Howie sonrió al oír aquello.

—Entonces
era
él. Porque he heredado eso.

—No lo he notado.

—Lo sé. Es curioso. Se me ha pasado. Es casi como si conocer a Fletcher hubiera curado mi tartamudez. Dígame, ¿vive Ralph todavía en Grove?

—No. Se marchó de aquí antes de que nacieras. Tal vez pensó que la gente lo lincharía. Tu madre era una chica blanca de clase media, y él…

Se detuvo cuando vio la expresión en el rostro de Howie.

—¿Y él…, qué? —insistió Howie.

—…era hispano.

Howie asintió.

—Cada día se aprende algo nuevo, ¿verdad? —observó, tratando de quitar importancia al asunto, aunque estaba claro que le había producido una gran impresión.

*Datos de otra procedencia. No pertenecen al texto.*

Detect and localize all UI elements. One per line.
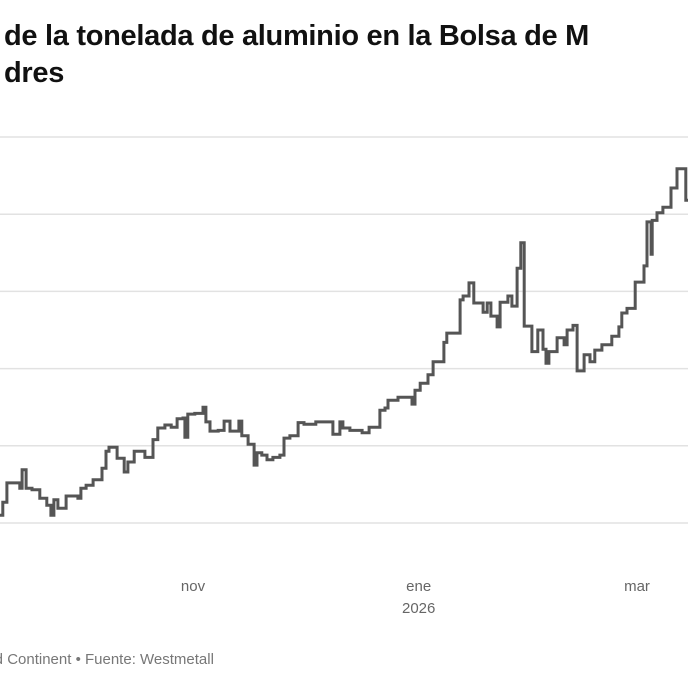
- chart-source-footer: and Continent • Fuente: Westmetall: [0, 651, 214, 668]
- chart-title-line2: dres: [4, 57, 65, 89]
- x-tick-label: nov: [181, 578, 206, 595]
- x-tick-label: mar: [624, 578, 650, 595]
- x-tick-sublabel: 2026: [402, 600, 435, 617]
- chart-title: de la tonelada de aluminio en la Bolsa d…: [4, 18, 589, 92]
- chart-title-line1: de la tonelada de aluminio en la Bolsa d…: [4, 20, 589, 52]
- x-tick-label: ene: [406, 578, 431, 595]
- price-series-line: [0, 167, 688, 517]
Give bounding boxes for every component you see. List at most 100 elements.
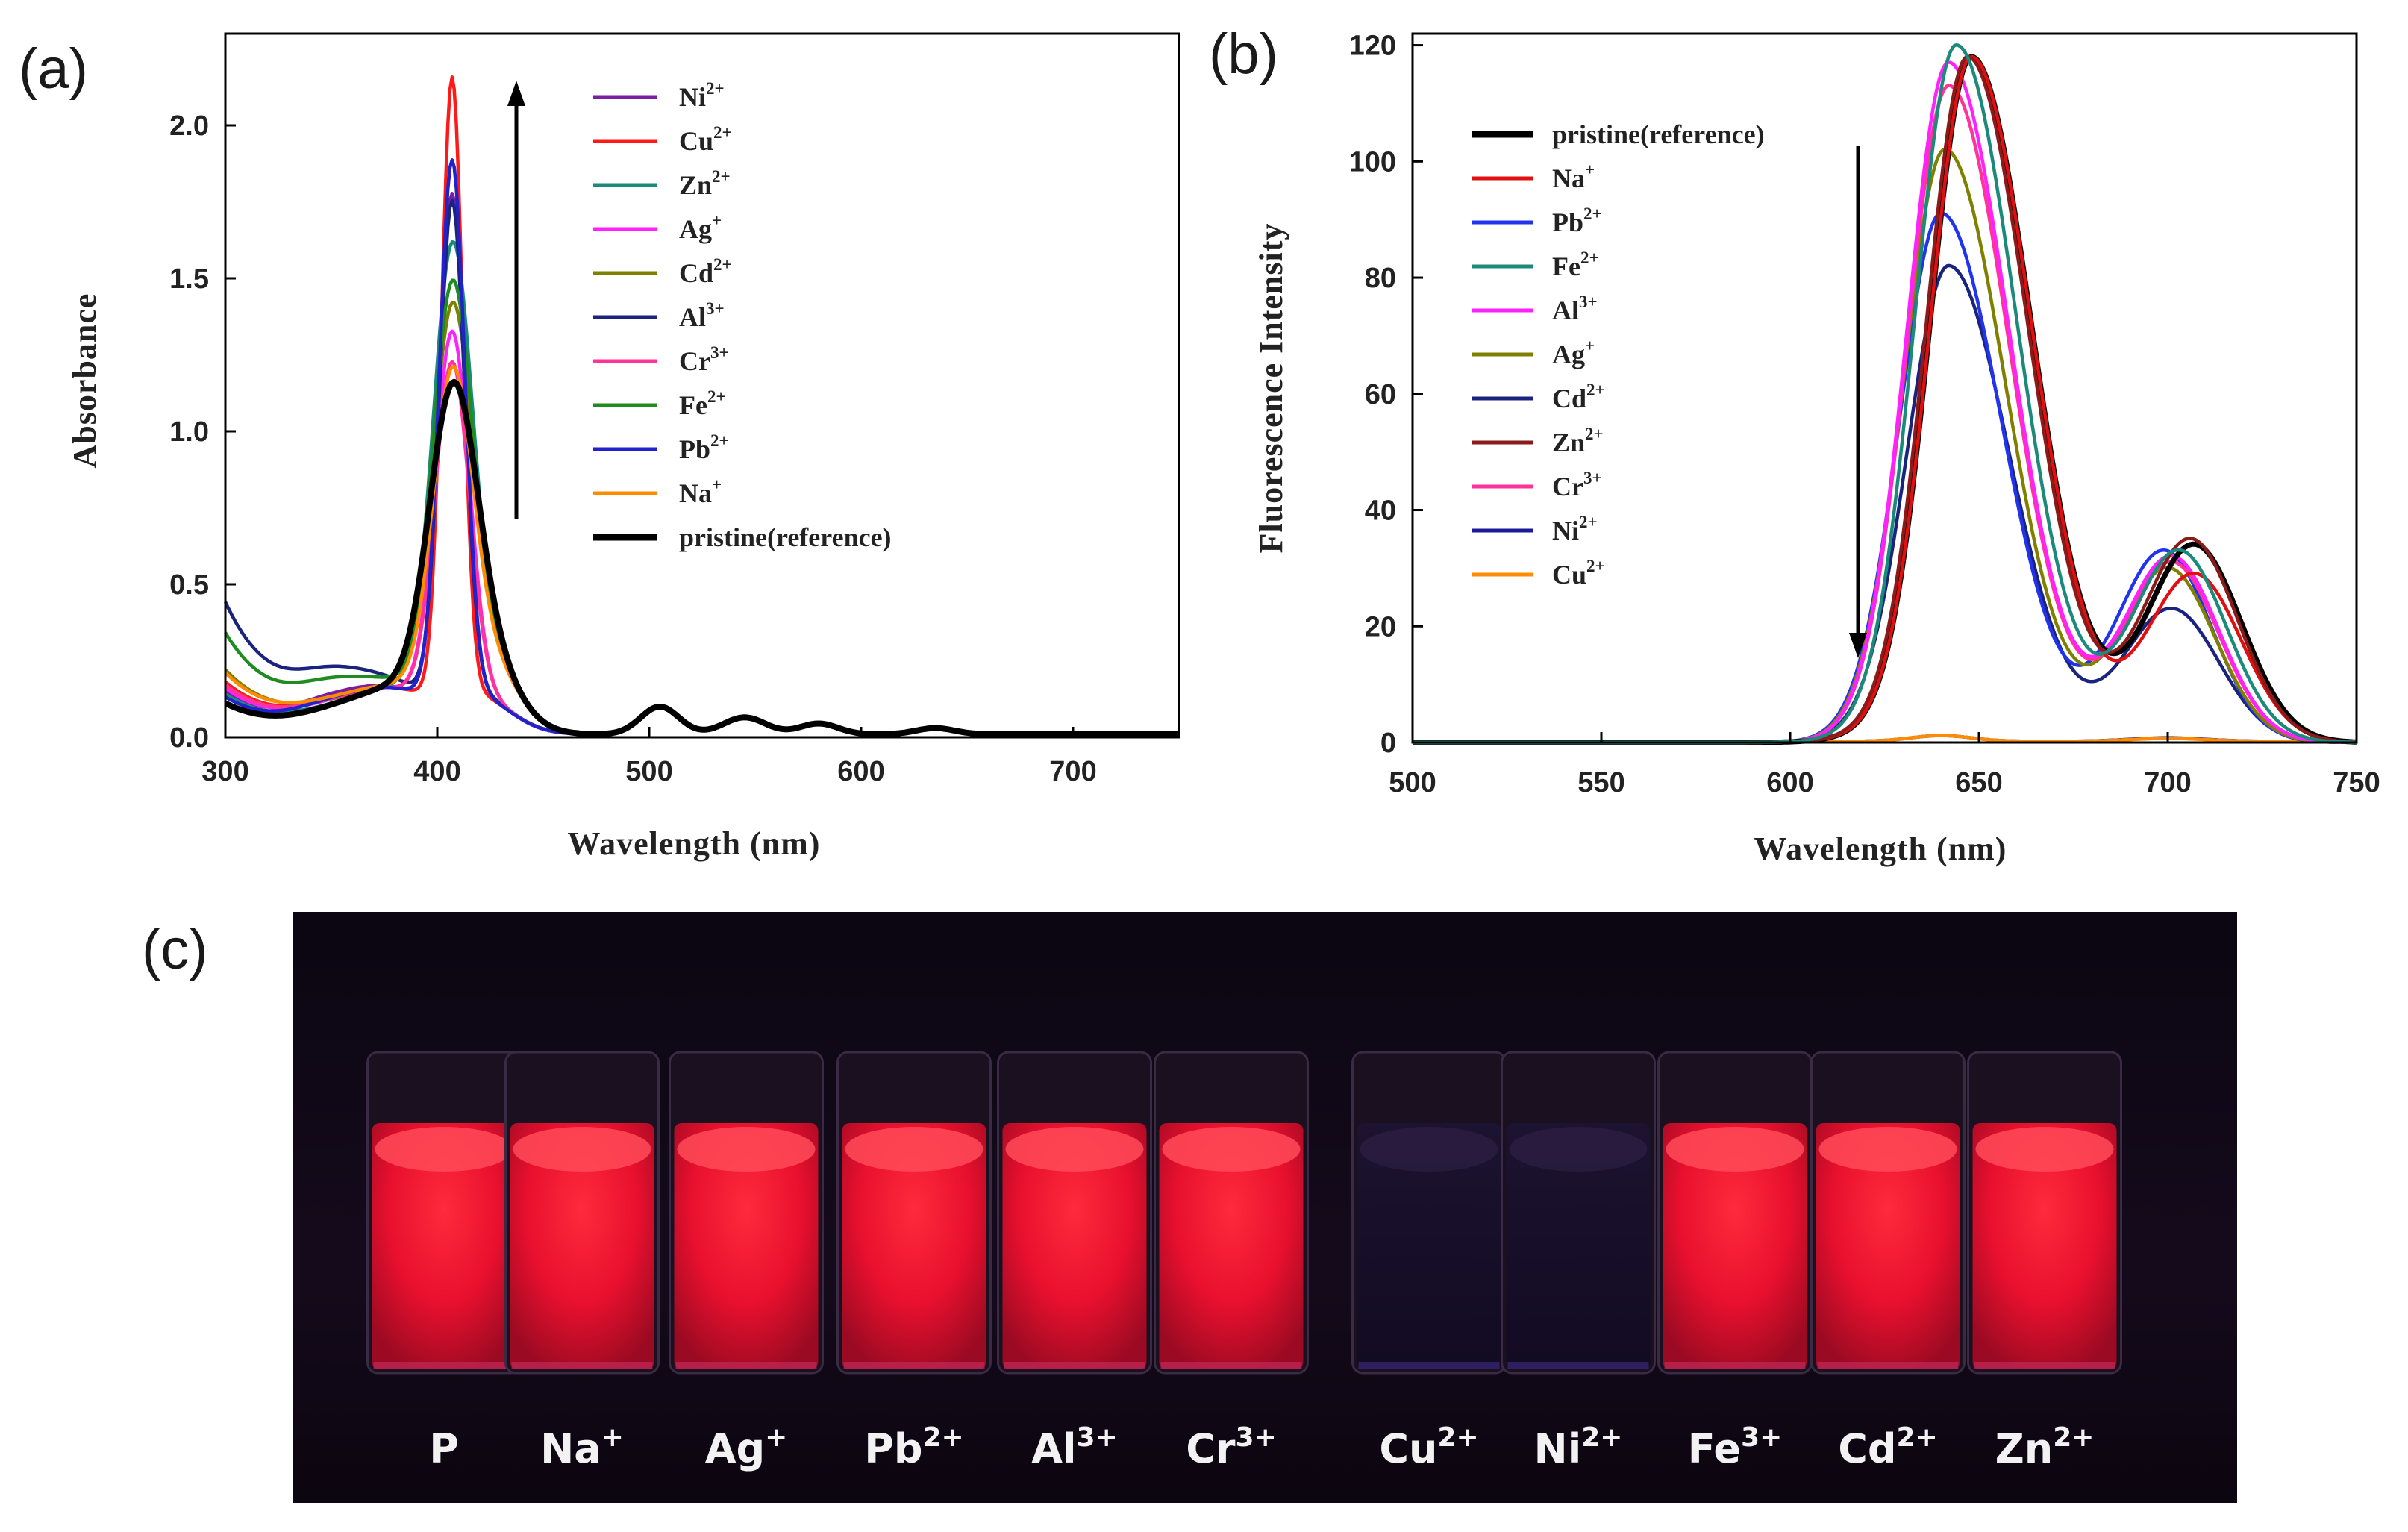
vial-meniscus (1509, 1127, 1648, 1172)
vial-cr: Cr3+ (1154, 1051, 1309, 1472)
vial-fe: Fe3+ (1657, 1051, 1813, 1472)
vial-meniscus (677, 1127, 816, 1172)
absorbance-x-tick-label: 600 (837, 756, 884, 787)
fluorescence-y-tick-label: 60 (1365, 379, 1396, 410)
vial-meniscus (1666, 1127, 1804, 1172)
vial-liquid-red (1816, 1123, 1960, 1369)
absorbance-legend-label: Pb2+ (679, 431, 729, 464)
vial-label: Pb2+ (864, 1422, 963, 1472)
vial-row: P Na+ Ag+ Pb2+ Al3+ Cr3+ Cu2+ Ni2+ Fe3+ Cd2+ Zn2+ (366, 1051, 2122, 1472)
absorbance-legend-label: Cr3+ (679, 343, 729, 376)
vial-liquid-dark (1506, 1123, 1651, 1369)
vial-label: Cu2+ (1379, 1422, 1478, 1472)
absorbance-legend-label: pristine(reference) (679, 522, 892, 552)
vial-cu: Cu2+ (1351, 1051, 1507, 1472)
panel-label-b: (b) (1209, 22, 1278, 86)
vial-meniscus (513, 1127, 651, 1172)
absorbance-legend-label: Fe2+ (679, 387, 726, 420)
fluorescence-legend-label: Fe2+ (1552, 248, 1599, 281)
absorbance-y-axis-title: Absorbance (66, 293, 103, 469)
panel-label-a: (a) (19, 37, 88, 101)
vial-cd: Cd2+ (1810, 1051, 1966, 1472)
vial-base (511, 1362, 653, 1369)
absorbance-legend-label: Ag+ (679, 211, 722, 244)
fluorescence-y-tick-label: 40 (1365, 495, 1396, 527)
vial-meniscus (1818, 1127, 1957, 1172)
fluorescence-x-tick-label: 700 (2144, 767, 2191, 798)
vial-label: P (429, 1425, 459, 1472)
fluorescence-x-tick-label: 550 (1577, 767, 1624, 798)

—En fin, el caso es que ésa fue la razón de que se marchara —prosiguió Joyce—. Si a tu madre se le hubiese ocurrido dar su nombre, seguro que él hubiera sido acusado de violación. Pero no lo fue. Todas nos sentimos
inducidas
por algo, que el demonio nos había metido dentro, aunque ignoro qué fue.

—No era el demonio, mamá —dijo Jo-Beth.

—Eso es lo que tú dices —replicó Joyce con un suspiro. Pareció que toda su energía la abandonaba de pronto, como si todos aquellos recuerdos la estuviesen minando—, y a lo mejor tienes
razón,
mas soy demasiado vieja para cambiar de forma de pensar.